Thursday, July 16, 2015

In Their Shadows

I wrote this memoir a couple of years back for another blog...

I remember a face, that of a nine-year old girl, in a restored photograph that has been salvaged from the abyss of time. With her father beside her, the little girl was glancing down at her deceased mother. There was a hint of sadness in her face, but she was otherwise remarkably calm given how deep her emotions ran at the loss of her dearest person. Her composure made her look mature for her tender age. The girl was my grandma (on the paternal side). The year was 1915.

I came across the photograph when I was in college, a few years after grandma had departed. Till then, my memories of her were a short, white saree-clad woman, who fiercely defended her beliefs. She wanted to preserve the Bengali culture: the language, the dress, the food and everything in between. I recall my instructors at the Academy of Fine Arts in Kolkata dressing up as Bengali “babus” on Sundays to escape my visiting grandma’s admonition. She spared almost none — I used to get breaks, being the oldest grandchild — in her zeal. Mr. Siddhartha Shankar Ray, the grandson of Deshbandhu Chittaranjan Das, had faced my grandma during his tenure as the Chief Minister of West Bengal. His towering structure condescended to the slight lady in admission of his failure to uplift Bengal and the Bengalis and, therefore, unworthy of his illustrious grandfather’s lineage. There were other stories too. On one occasion she had tackled, with her sons, a gang of dacoits who had raided our ancestral home in Krishnanagar in the middle of the night.

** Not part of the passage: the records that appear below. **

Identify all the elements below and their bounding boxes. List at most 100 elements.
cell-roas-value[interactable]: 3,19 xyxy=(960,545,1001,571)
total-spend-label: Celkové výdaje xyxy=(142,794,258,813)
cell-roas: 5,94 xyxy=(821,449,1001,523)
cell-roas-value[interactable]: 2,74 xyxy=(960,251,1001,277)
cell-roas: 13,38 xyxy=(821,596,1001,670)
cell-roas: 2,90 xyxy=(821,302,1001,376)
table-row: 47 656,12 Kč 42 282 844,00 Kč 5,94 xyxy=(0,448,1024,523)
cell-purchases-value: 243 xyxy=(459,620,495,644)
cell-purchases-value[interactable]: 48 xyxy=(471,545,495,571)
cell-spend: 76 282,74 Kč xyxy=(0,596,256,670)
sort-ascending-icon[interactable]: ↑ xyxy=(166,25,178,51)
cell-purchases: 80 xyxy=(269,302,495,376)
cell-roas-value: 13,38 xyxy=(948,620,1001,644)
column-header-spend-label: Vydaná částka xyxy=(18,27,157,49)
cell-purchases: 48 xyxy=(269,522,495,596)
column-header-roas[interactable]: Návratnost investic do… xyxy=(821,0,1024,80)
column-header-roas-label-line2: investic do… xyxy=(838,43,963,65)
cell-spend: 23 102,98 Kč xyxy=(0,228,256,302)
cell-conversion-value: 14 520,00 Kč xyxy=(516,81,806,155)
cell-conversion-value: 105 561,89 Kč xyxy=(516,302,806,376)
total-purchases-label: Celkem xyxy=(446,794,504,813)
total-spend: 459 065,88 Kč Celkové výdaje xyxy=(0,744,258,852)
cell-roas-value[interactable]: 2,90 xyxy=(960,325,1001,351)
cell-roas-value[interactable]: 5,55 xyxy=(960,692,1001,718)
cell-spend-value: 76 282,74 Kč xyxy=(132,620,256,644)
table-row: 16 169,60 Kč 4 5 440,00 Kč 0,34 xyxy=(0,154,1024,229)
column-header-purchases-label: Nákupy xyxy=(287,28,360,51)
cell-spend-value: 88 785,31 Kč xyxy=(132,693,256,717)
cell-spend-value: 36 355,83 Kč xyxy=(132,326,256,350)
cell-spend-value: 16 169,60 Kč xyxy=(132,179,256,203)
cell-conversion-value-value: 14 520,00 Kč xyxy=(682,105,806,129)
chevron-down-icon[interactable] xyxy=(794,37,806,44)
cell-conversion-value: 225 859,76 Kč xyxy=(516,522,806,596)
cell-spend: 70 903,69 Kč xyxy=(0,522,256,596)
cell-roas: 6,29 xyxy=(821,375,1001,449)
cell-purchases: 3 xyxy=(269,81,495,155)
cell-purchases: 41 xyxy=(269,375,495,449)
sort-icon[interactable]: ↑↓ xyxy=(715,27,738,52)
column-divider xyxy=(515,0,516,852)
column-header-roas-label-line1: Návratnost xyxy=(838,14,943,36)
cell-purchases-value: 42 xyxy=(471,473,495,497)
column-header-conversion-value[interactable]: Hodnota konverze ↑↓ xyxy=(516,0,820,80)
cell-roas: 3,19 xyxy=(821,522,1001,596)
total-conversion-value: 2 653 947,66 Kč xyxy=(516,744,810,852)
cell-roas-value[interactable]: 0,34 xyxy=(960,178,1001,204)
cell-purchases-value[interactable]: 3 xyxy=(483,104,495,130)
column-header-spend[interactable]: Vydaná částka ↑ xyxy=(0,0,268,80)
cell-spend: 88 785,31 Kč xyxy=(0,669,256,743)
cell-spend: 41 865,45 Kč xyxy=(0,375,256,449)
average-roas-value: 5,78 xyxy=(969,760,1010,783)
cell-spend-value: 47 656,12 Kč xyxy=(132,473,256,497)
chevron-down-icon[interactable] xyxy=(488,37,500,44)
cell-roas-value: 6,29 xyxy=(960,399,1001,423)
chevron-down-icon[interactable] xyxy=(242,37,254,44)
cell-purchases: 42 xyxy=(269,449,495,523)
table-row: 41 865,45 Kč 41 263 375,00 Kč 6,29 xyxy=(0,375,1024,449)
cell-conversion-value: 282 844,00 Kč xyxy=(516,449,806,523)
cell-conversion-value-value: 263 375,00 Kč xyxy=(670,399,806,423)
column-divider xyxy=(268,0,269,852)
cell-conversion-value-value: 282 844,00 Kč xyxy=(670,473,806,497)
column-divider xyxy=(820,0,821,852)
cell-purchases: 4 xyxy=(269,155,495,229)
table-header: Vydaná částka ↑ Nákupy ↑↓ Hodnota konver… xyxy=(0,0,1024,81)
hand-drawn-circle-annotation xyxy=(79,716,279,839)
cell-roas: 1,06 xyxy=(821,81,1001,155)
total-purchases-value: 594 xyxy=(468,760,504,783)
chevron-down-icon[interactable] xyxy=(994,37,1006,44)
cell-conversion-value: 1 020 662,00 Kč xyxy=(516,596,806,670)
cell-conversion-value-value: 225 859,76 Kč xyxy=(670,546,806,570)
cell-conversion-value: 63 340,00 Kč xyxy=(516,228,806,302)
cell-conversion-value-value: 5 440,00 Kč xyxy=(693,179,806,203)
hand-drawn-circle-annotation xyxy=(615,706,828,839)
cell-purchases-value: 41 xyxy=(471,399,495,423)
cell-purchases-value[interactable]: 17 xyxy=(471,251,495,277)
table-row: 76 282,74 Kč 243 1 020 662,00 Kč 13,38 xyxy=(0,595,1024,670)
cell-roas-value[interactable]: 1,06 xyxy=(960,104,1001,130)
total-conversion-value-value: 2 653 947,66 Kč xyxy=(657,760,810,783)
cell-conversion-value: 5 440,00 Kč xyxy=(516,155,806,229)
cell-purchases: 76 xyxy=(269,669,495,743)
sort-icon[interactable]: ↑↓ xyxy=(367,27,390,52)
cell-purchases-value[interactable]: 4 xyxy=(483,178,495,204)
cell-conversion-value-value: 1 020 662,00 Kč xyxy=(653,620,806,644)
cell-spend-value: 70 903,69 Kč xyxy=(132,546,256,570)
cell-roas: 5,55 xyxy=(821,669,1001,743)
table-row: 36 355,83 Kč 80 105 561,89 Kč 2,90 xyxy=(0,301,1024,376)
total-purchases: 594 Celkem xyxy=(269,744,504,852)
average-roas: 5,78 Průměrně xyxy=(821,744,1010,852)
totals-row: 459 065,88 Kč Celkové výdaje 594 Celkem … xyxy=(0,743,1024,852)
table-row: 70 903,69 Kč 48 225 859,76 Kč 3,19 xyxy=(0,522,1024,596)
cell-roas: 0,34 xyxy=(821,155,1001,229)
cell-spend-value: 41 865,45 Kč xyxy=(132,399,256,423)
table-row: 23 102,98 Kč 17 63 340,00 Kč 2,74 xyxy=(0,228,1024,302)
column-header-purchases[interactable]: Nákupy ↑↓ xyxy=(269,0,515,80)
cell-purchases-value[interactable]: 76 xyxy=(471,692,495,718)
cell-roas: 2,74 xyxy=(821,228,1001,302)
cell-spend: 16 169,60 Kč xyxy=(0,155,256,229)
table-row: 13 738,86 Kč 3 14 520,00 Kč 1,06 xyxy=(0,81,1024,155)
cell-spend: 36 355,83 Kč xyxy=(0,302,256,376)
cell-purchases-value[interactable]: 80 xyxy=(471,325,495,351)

But grandma you never discussed your life story with anybody. You were married off at eleven years of age to grandpa who was sixteen-year senior to you, had your first child at fourteen and went off to have several more over the next nearly three decades. Then something happened. You moved to Kolkata with all your surviving children, nine of them, leaving behind grandpa. You traded your married woman’s attire with that of a widow’s and closed the door on your past. You raised your children all by yourself enduring utmost hardships, yet never spoke to grandpa. You taught yourself to read and write and knew Ramayana and Mahabharata from cover to cover.  You argued the need for women to be literate, self-reliant, and be empowered to choose their own destiny.

The photograph helped me to bridge a gap in my understanding of my grandma. None of us have ever seen her fretting about life or shed any tear. She had learned to control her emotions from an early age. The intervening years had only helped to grow her resolve. Her earthly possessions were meager, barely filling her hands, when she was busy serving others. She would go as far as she could walk, that would practically be the entire city of Kolkata, to reaffirm her beliefs. She passed away while returning from one such trip.

On this International Women’s Day 2013, I reflect on my grandma’s influence on the early years, the formative ones, of my life. She had not heard of IWD. In her world, every day was a woman’s — that would be her — day. She taught me to build a core belief system and be prepared to defend it; she emphasized that unless one has challenged herself she hasn’t discovered her true capabilities. Complaining about the fight or, even worse, abandoning it is not an option. Women like her inspire generations to walk in their shadows.